Numa cerimónia à qual assistiram várias personalidades ligadas sobretudo ao mundo do pensamento filosófico ou da literatura, com destaque para Eduardo Lourenço, coube a Gaspar Martins Pereira, professor catedrático do Departamento de História e de Estudos Políticos e Internacionais da Faculdade de Letras da Universidade do Porto, proferir o elogio do doutorando.

Universalidade do saber 

Optou por destacar a universalidade da cultura e do saber do homem para quem, disse, "o seu tempo é também o tempo todo, aberto a todas as culturas de todos os tempos".

Ao destacar a relevância do papel desempenhado por Vasco Graça Moura na divulgação da cultura e da língua portuguesa, Martins Pereira não desperdiçou a oportunidade para chamar à colação uma das principais lutas protagonizadas pelo doutorando nos últimos anos, num "corajoso e continuado combate contra o desastre do novo acordo ortográfico".

Face a uma obra tão vasta como é a do poeta e escritor, com mais de uma centena de livros publicados, entre poesia, romance e ensaio, Martins Pereira deu especial relevo às traduções do poeta, pela grandiosidade posta na transposição para a língua portuguesa de criações literárias marcadas elas próprias pelo modo como se tornaram referências universais. E aí citou Dante e Shakespeare, mas também Racine ou Garcia Lorca.

Escritor do Porto 

Outra singularidade de Graça Moura referida pelo professor da Faculdade de Letras é a circunstância de, não obstante ser um escritor do mundo, "é um escritor do Porto".

E isso, acrescenta, surge como uma transparente identificação da sua escrita e dele próprio, como portador e espelho de uma certa forma de ser portuense.

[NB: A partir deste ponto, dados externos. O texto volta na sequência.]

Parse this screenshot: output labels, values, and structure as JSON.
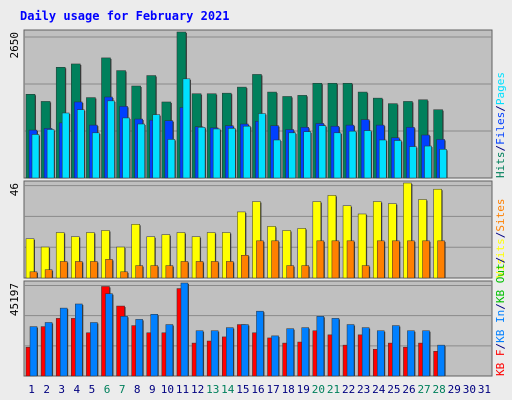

É nessa globalidade, como acentuou Martins Pereira que, uma passagem pela imensidão da obra do homenageado permite acompanhar a poética do prosaico, o livre culto do desassombro, o brilho do artesão, a solidez do acabamento oficinal de cada obra, ou a continuada busca de sentido da liberdade, assumida na escrita como na vida.

Feito o elogio da obra e do homem, Miguel Veiga, padrinho do doutorando, apresentou ao reitor da Universidade do Porto o pedido de atribuição do título de doutor honoris causa.